Fig 1: Two-Stage Training Methodology
Introduction
The field of digital 3D content creation, crucial in gaming, advertising, and the emerging MetaVerse, requires efficient and sophisticated tools for generating 3D characters. This blog post delves into an innovative approach that integrates ControlNet and Low-Rank Adaptation (LoRA) into existing text-to-image diffusion models, offering a solution to common issues like spatial inconsistency and multi-view artifacts in multi-view image synthesis.
Gallery
3D Model Examples
Pose Reference Images
Ref Image | Openpose | Generated 3D Model |
---|---|---|
Training Process
Methodology
Pipeline Overview
The methodology comprises three core components:
- Stable Diffusion Fine-Tuned with LoRA: Uses Stable Diffusion for detailed image generation from text inputs. LoRA fine-tunes this model for character-specific features.
Samples from Fine-Tuned Stable Diffusion
ControlNet for Multi-View Consistency: Ensures consistent character appearance from various angles using 3D body pose estimation and rendering 2D poses in random viewpoints.
Generative Gaussian Splatting: Transforms multi-view images into a cohesive 3D model, synthesizing spatial relations and depth cues.
3D Representations
3D information is represented through a set of 3D Gaussians. These are defined by parameters like center, scaling factor, rotation quaternion, opacity, and color.
Text-to-3D Generation
The core process involves Score Distillation Sampling (SDS), optimizing 3D Gaussians against various camera poses and rendering RGB and transparency views.
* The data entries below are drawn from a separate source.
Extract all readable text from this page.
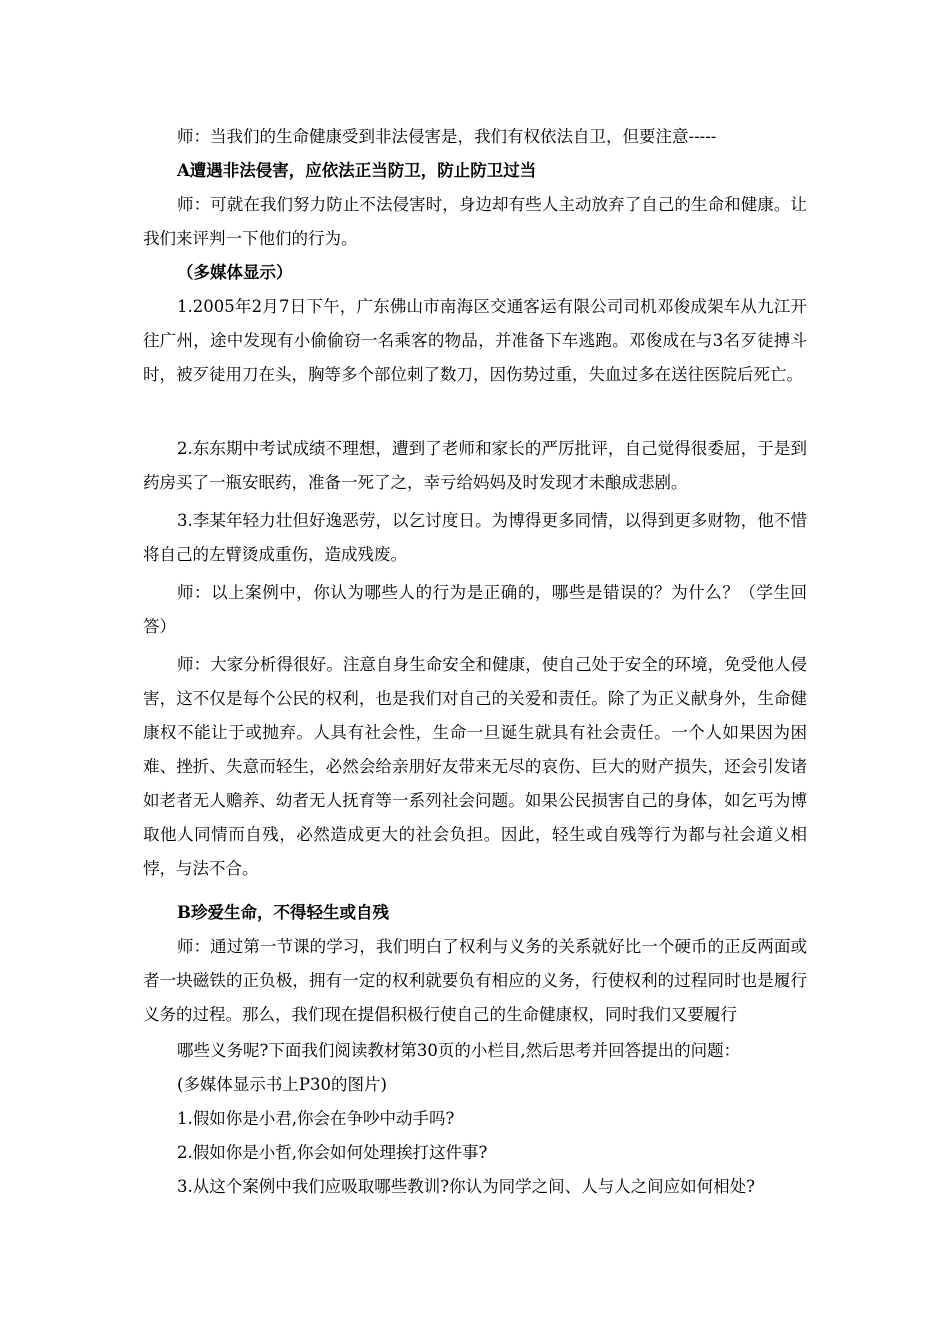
师：当我们的生命健康受到非法侵害是，我们有权依法自卫，但要注意-----

A遭遇非法侵害，应依法正当防卫，防止防卫过当

师：可就在我们努力防止不法侵害时，身边却有些人主动放弃了自己的生命和健康。让我们来评判一下他们的行为。

（多媒体显示）

1.2005年2月7日下午，广东佛山市南海区交通客运有限公司司机邓俊成架车从九江开往广州，途中发现有小偷偷窃一名乘客的物品，并准备下车逃跑。邓俊成在与3名歹徒搏斗时，被歹徒用刀在头，胸等多个部位刺了数刀，因伤势过重，失血过多在送往医院后死亡。

2.东东期中考试成绩不理想，遭到了老师和家长的严厉批评，自己觉得很委屈，于是到药房买了一瓶安眠药，准备一死了之，幸亏给妈妈及时发现才未酿成悲剧。

3.李某年轻力壮但好逸恶劳，以乞讨度日。为博得更多同情，以得到更多财物，他不惜将自己的左臂烫成重伤，造成残废。

师：以上案例中，你认为哪些人的行为是正确的，哪些是错误的？为什么？（学生回答）

师：大家分析得很好。注意自身生命安全和健康，使自己处于安全的环境，免受他人侵害，这不仅是每个公民的权利，也是我们对自己的关爱和责任。除了为正义献身外，生命健康权不能让于或抛弃。人具有社会性，生命一旦诞生就具有社会责任。一个人如果因为困难、挫折、失意而轻生，必然会给亲朋好友带来无尽的哀伤、巨大的财产损失，还会引发诸如老者无人赡养、幼者无人抚育等一系列社会问题。如果公民损害自己的身体，如乞丐为博取他人同情而自残，必然造成更大的社会负担。因此，轻生或自残等行为都与社会道义相悖，与法不合。

B珍爱生命，不得轻生或自残

师：通过第一节课的学习，我们明白了权利与义务的关系就好比一个硬币的正反两面或者一块磁铁的正负极，拥有一定的权利就要负有相应的义务，行使权利的过程同时也是履行义务的过程。那么，我们现在提倡积极行使自己的生命健康权，同时我们又要履行

哪些义务呢?下面我们阅读教材第30页的小栏目,然后思考并回答提出的问题：

(多媒体显示书上P30的图片)

1.假如你是小君,你会在争吵中动手吗?

2.假如你是小哲,你会如何处理挨打这件事?

3.从这个案例中我们应吸取哪些教训?你认为同学之间、人与人之间应如何相处?
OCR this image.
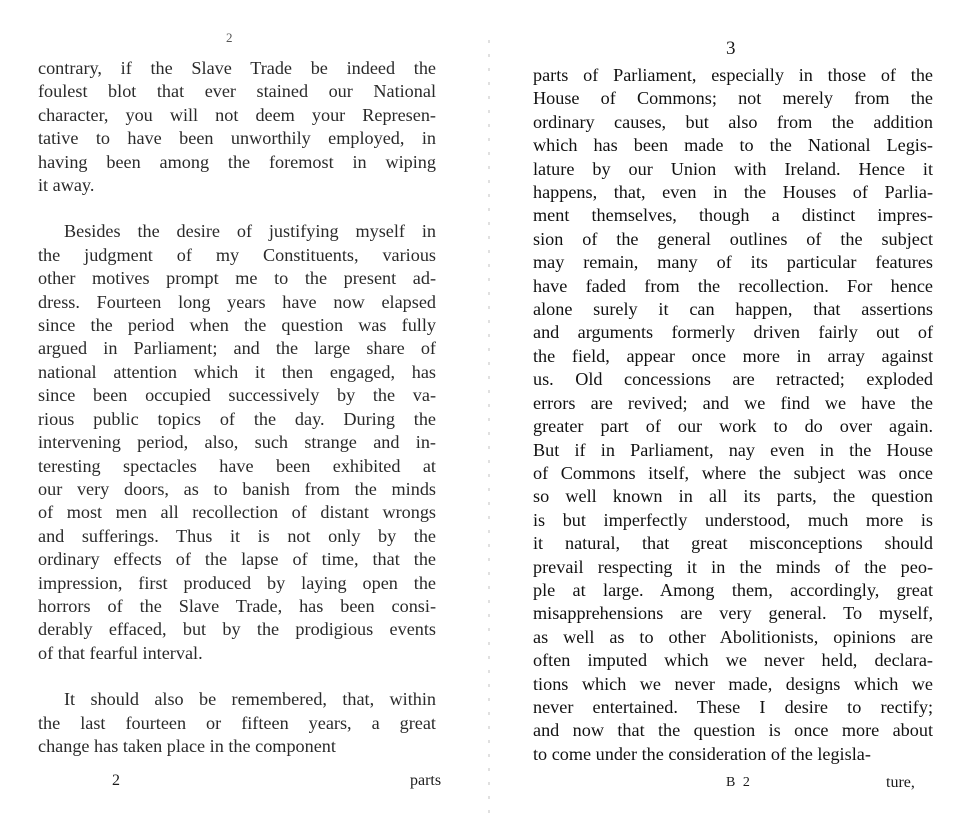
2
contrary, if the Slave Trade be indeed the
foulest blot that ever stained our National
character, you will not deem your Represen-
tative to have been unworthily employed, in
having been among the foremost in wiping
it away.
Besides the desire of justifying myself in
the judgment of my Constituents, various
other motives prompt me to the present ad-
dress. Fourteen long years have now elapsed
since the period when the question was fully
argued in Parliament; and the large share of
national attention which it then engaged, has
since been occupied successively by the va-
rious public topics of the day. During the
intervening period, also, such strange and in-
teresting spectacles have been exhibited at
our very doors, as to banish from the minds
of most men all recollection of distant wrongs
and sufferings. Thus it is not only by the
ordinary effects of the lapse of time, that the
impression, first produced by laying open the
horrors of the Slave Trade, has been consi-
derably effaced, but by the prodigious events
of that fearful interval.
It should also be remembered, that, within
the last fourteen or fifteen years, a great
change has taken place in the component
2	parts
3
parts of Parliament, especially in those of the
House of Commons; not merely from the
ordinary causes, but also from the addition
which has been made to the National Legis-
lature by our Union with Ireland. Hence it
happens, that, even in the Houses of Parlia-
ment themselves, though a distinct impres-
sion of the general outlines of the subject
may remain, many of its particular features
have faded from the recollection. For hence
alone surely it can happen, that assertions
and arguments formerly driven fairly out of
the field, appear once more in array against
us. Old concessions are retracted; exploded
errors are revived; and we find we have the
greater part of our work to do over again.
But if in Parliament, nay even in the House
of Commons itself, where the subject was once
so well known in all its parts, the question
is but imperfectly understood, much more is
it natural, that great misconceptions should
prevail respecting it in the minds of the peo-
ple at large. Among them, accordingly, great
misapprehensions are very general. To myself,
as well as to other Abolitionists, opinions are
often imputed which we never held, declara-
tions which we never made, designs which we
never entertained. These I desire to rectify;
and now that the question is once more about
to come under the consideration of the legisla-
B 2	ture,
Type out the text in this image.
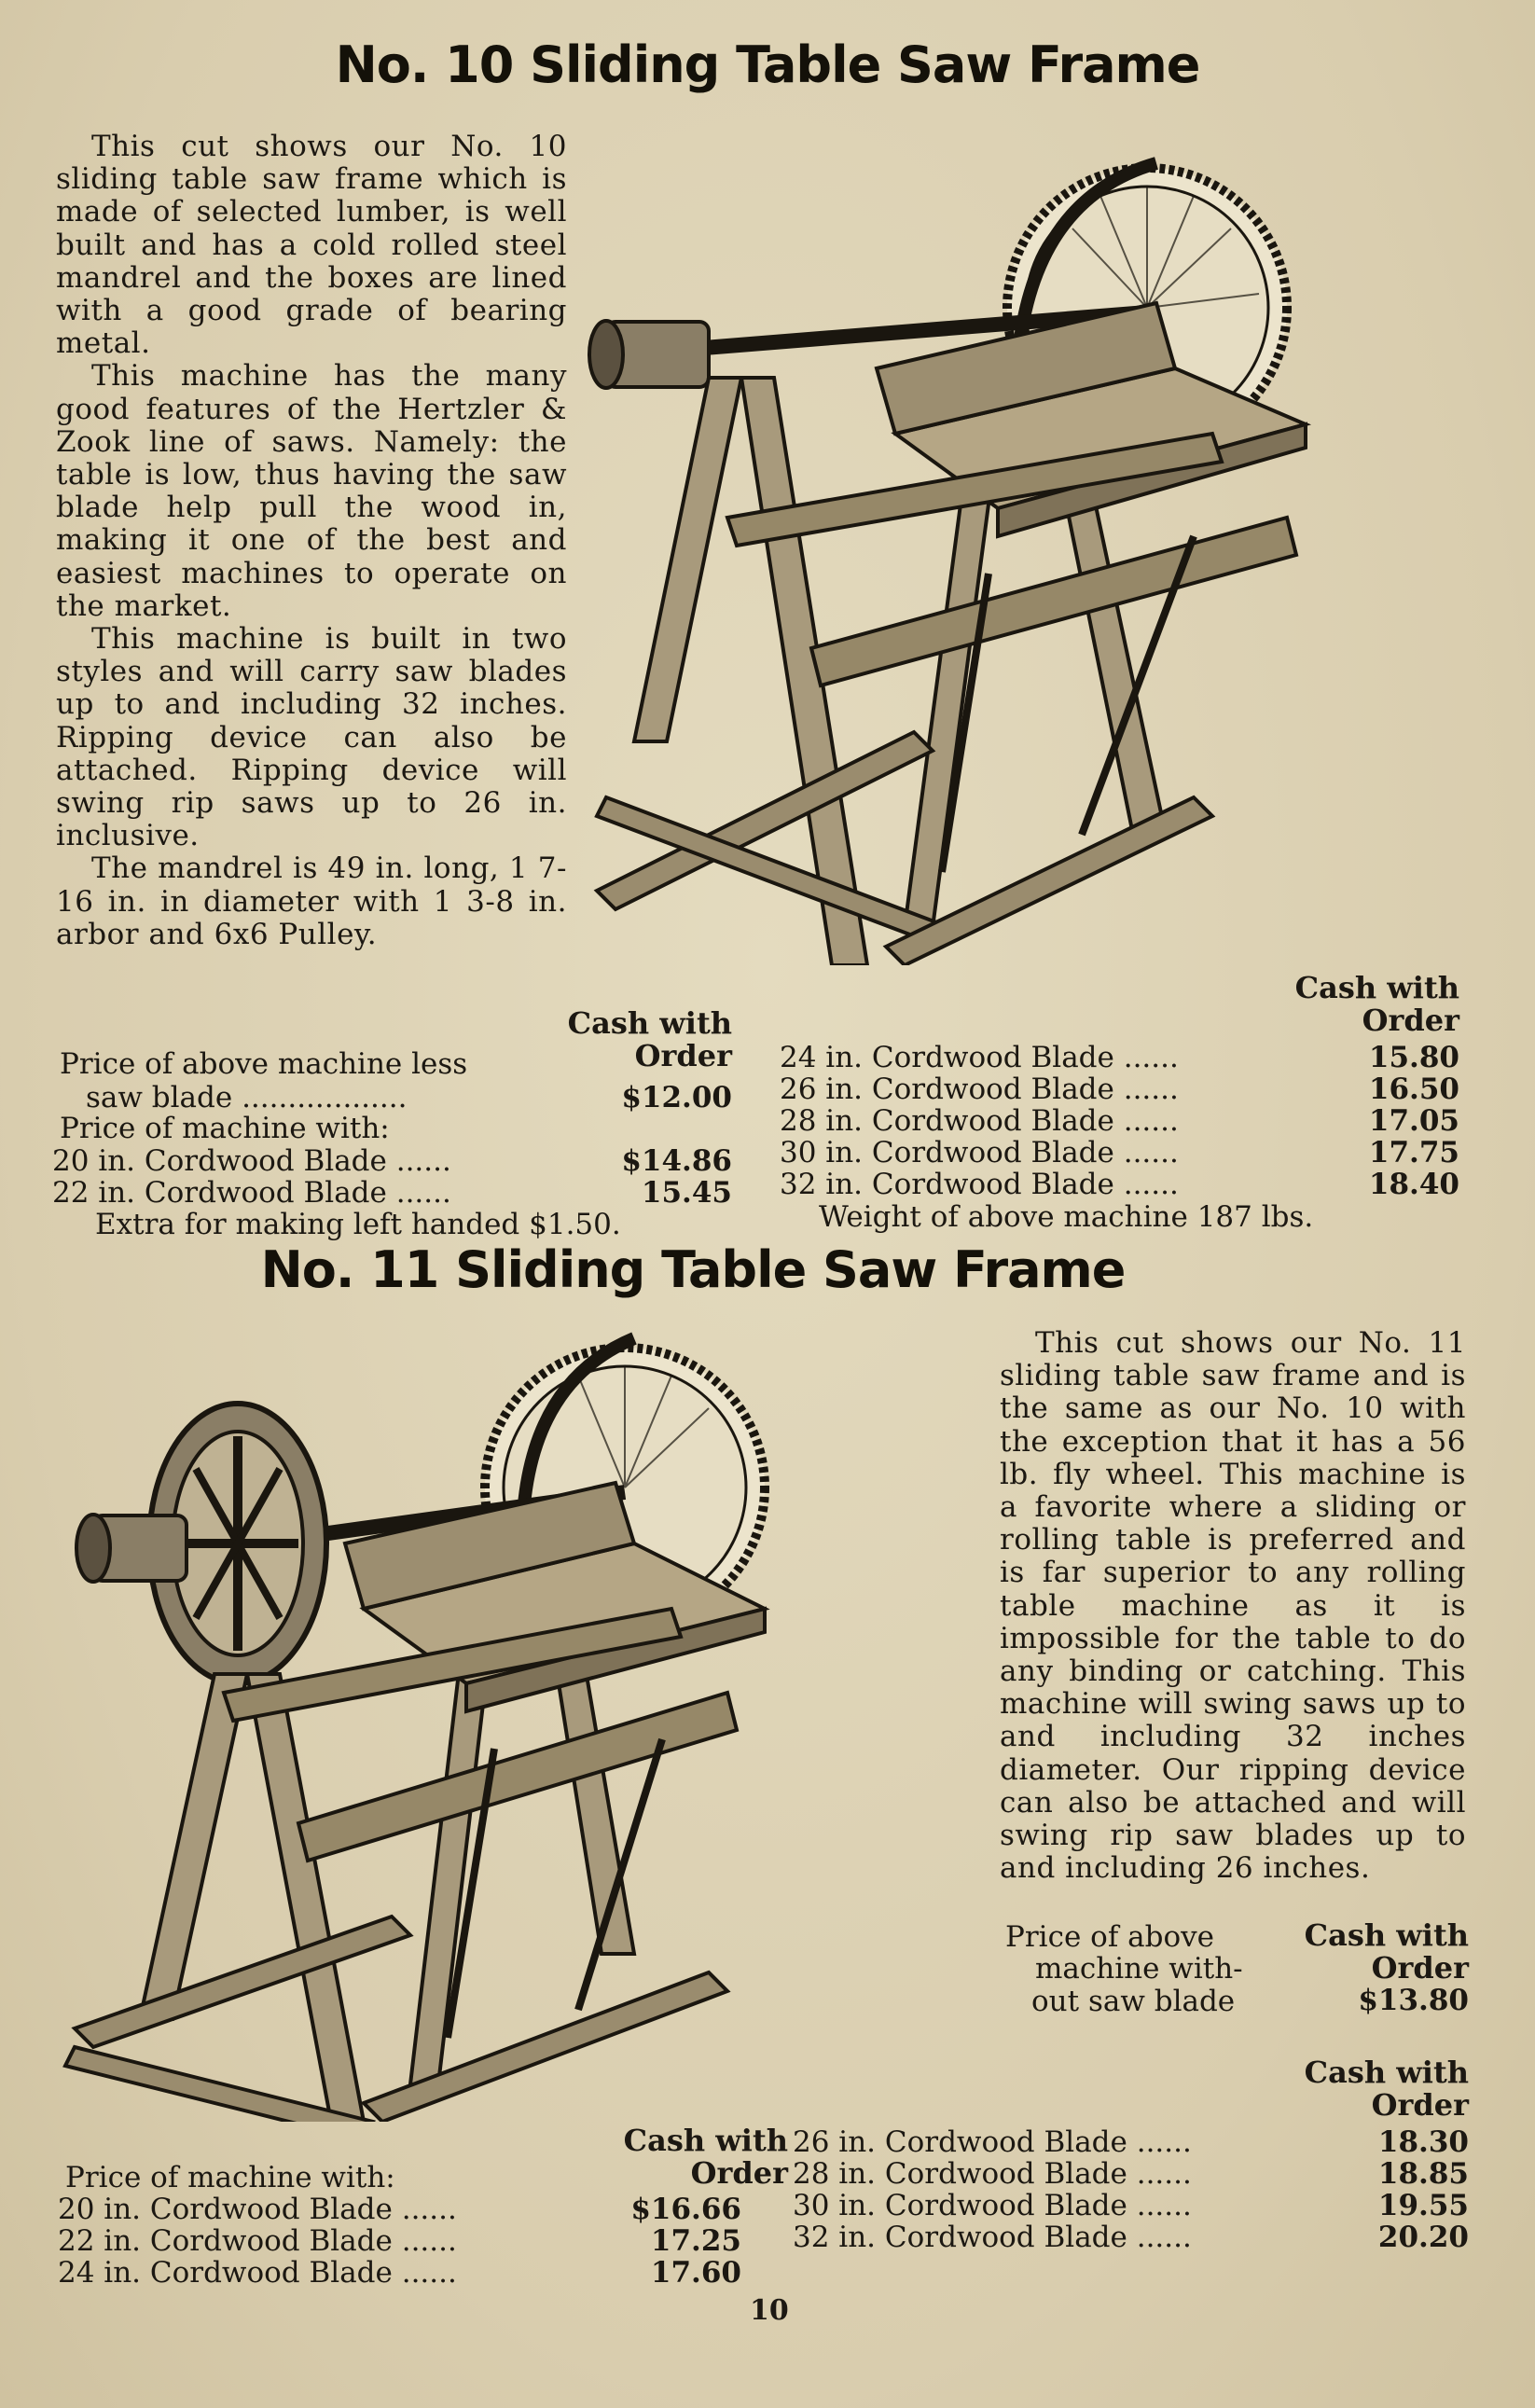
No. 10 Sliding Table Saw Frame

This cut shows our No. 10 sliding table saw frame which is made of selected lumber, is well built and has a cold rolled steel mandrel and the boxes are lined with a good grade of bearing metal.

This machine has the many good features of the Hertzler & Zook line of saws. Namely: the table is low, thus having the saw blade help pull the wood in, making it one of the best and easiest machines to operate on the market.

This machine is built in two styles and will carry saw blades up to and including 32 inches. Ripping device can also be attached. Ripping device will swing rip saws up to 26 in. inclusive.

The mandrel is 49 in. long, 1 7-16 in. in diameter with 1 3-8 in. arbor and 6x6 Pulley.

Cash with
Order
Cash with
Order
Price of above machine less
saw blade ..................	$12.00
Price of machine with:
20 in. Cordwood Blade ......	$14.86
22 in. Cordwood Blade ......	15.45
Extra for making left handed $1.50.
24 in. Cordwood Blade ......	15.80
26 in. Cordwood Blade ......	16.50
28 in. Cordwood Blade ......	17.05
30 in. Cordwood Blade ......	17.75
32 in. Cordwood Blade ......	18.40
Weight of above machine 187 lbs.
No. 11 Sliding Table Saw Frame

This cut shows our No. 11 sliding table saw frame and is the same as our No. 10 with the exception that it has a 56 lb. fly wheel. This machine is a favorite where a sliding or rolling table is preferred and is far superior to any rolling table machine as it is impossible for the table to do any binding or catching. This machine will swing saws up to and including 32 inches diameter. Our ripping device can also be attached and will swing rip saw blades up to and including 26 inches.

Price of above
machine with-
out saw blade
Cash with
Order
$13.80
Cash with
Order
Cash with
Order
Price of machine with:
20 in. Cordwood Blade ......	$16.66
22 in. Cordwood Blade ......	17.25
24 in. Cordwood Blade ......	17.60
26 in. Cordwood Blade ......	18.30
28 in. Cordwood Blade ......	18.85
30 in. Cordwood Blade ......	19.55
32 in. Cordwood Blade ......	20.20
10
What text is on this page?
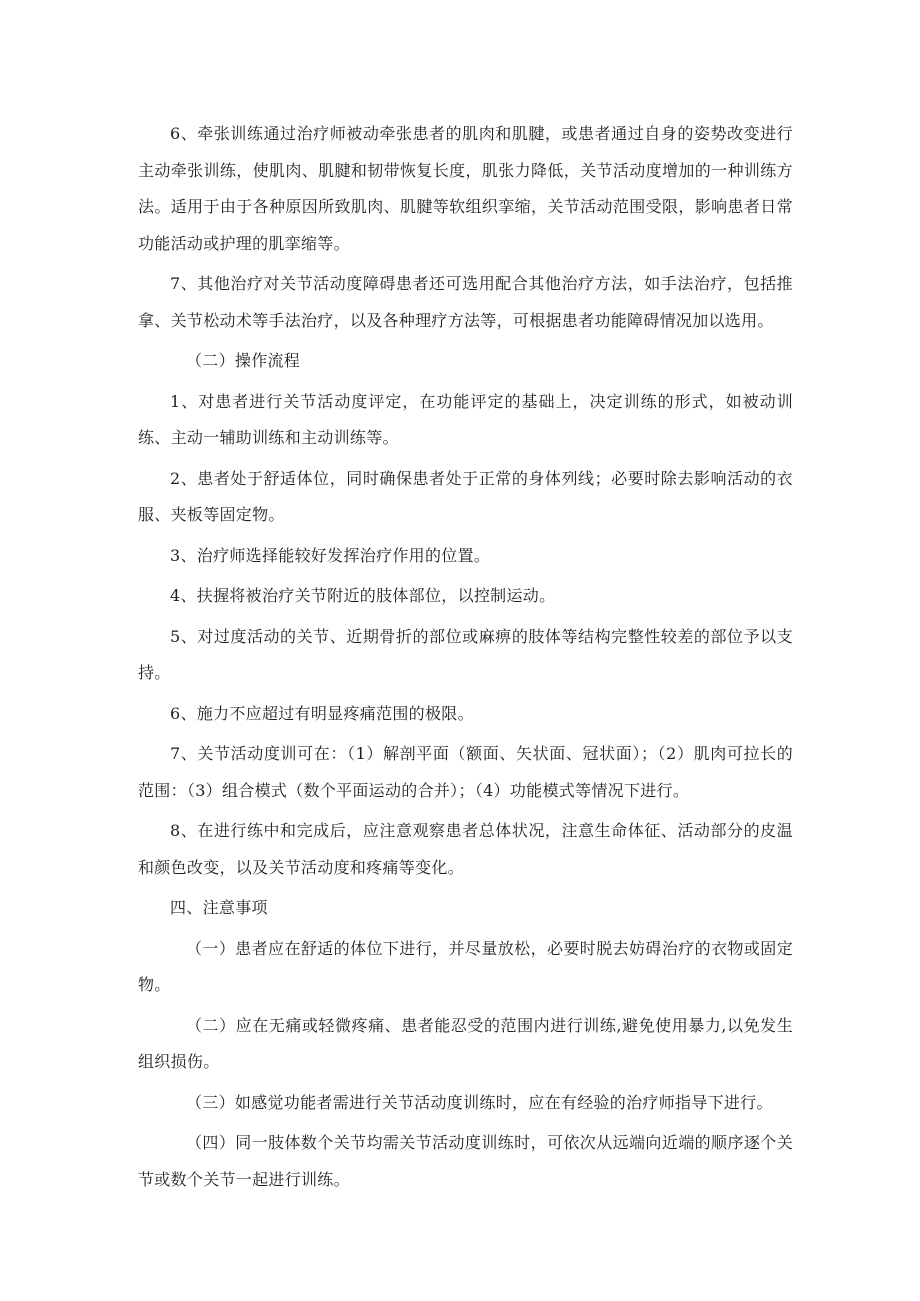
6、牵张训练通过治疗师被动牵张患者的肌肉和肌腱，或患者通过自身的姿势改变进行主动牵张训练，使肌肉、肌腱和韧带恢复长度，肌张力降低，关节活动度增加的一种训练方法。适用于由于各种原因所致肌肉、肌腱等软组织挛缩，关节活动范围受限，影响患者日常功能活动或护理的肌挛缩等。

7、其他治疗对关节活动度障碍患者还可选用配合其他治疗方法，如手法治疗，包括推拿、关节松动术等手法治疗，以及各种理疗方法等，可根据患者功能障碍情况加以选用。

（二）操作流程

1、对患者进行关节活动度评定，在功能评定的基础上，决定训练的形式，如被动训练、主动一辅助训练和主动训练等。

2、患者处于舒适体位，同时确保患者处于正常的身体列线；必要时除去影响活动的衣服、夹板等固定物。

3、治疗师选择能较好发挥治疗作用的位置。

4、扶握将被治疗关节附近的肢体部位，以控制运动。

5、对过度活动的关节、近期骨折的部位或麻痹的肢体等结构完整性较差的部位予以支持。

6、施力不应超过有明显疼痛范围的极限。

7、关节活动度训可在：（1）解剖平面（额面、矢状面、冠状面）；（2）肌肉可拉长的范围：（3）组合模式（数个平面运动的合并）；（4）功能模式等情况下进行。

8、在进行练中和完成后，应注意观察患者总体状况，注意生命体征、活动部分的皮温和颜色改变，以及关节活动度和疼痛等变化。

四、注意事项

（一）患者应在舒适的体位下进行，并尽量放松，必要时脱去妨碍治疗的衣物或固定物。

（二）应在无痛或轻微疼痛、患者能忍受的范围内进行训练,避免使用暴力,以免发生组织损伤。

（三）如感觉功能者需进行关节活动度训练时，应在有经验的治疗师指导下进行。

（四）同一肢体数个关节均需关节活动度训练时，可依次从远端向近端的顺序逐个关节或数个关节一起进行训练。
Noise-Free Score Distillation (NFSD)
NFSD isolates distortion-related components from predicted noise in the diffusion process, enhancing the optimization efficiency.
Results and Analysis
3D Generation Process
The 3D generation process is illustrated through various training steps, highlighting the progressive development of the model.
Fig 3: 3D Generation Process at Different Steps
Challenges and Future Directions
While the approach shows promising results, challenges like lengthy generation times and the need for high-quality training sets were encountered. Future directions include leveraging CUDA programming for faster depth map generation and experimenting with multiple viewpoints rendering.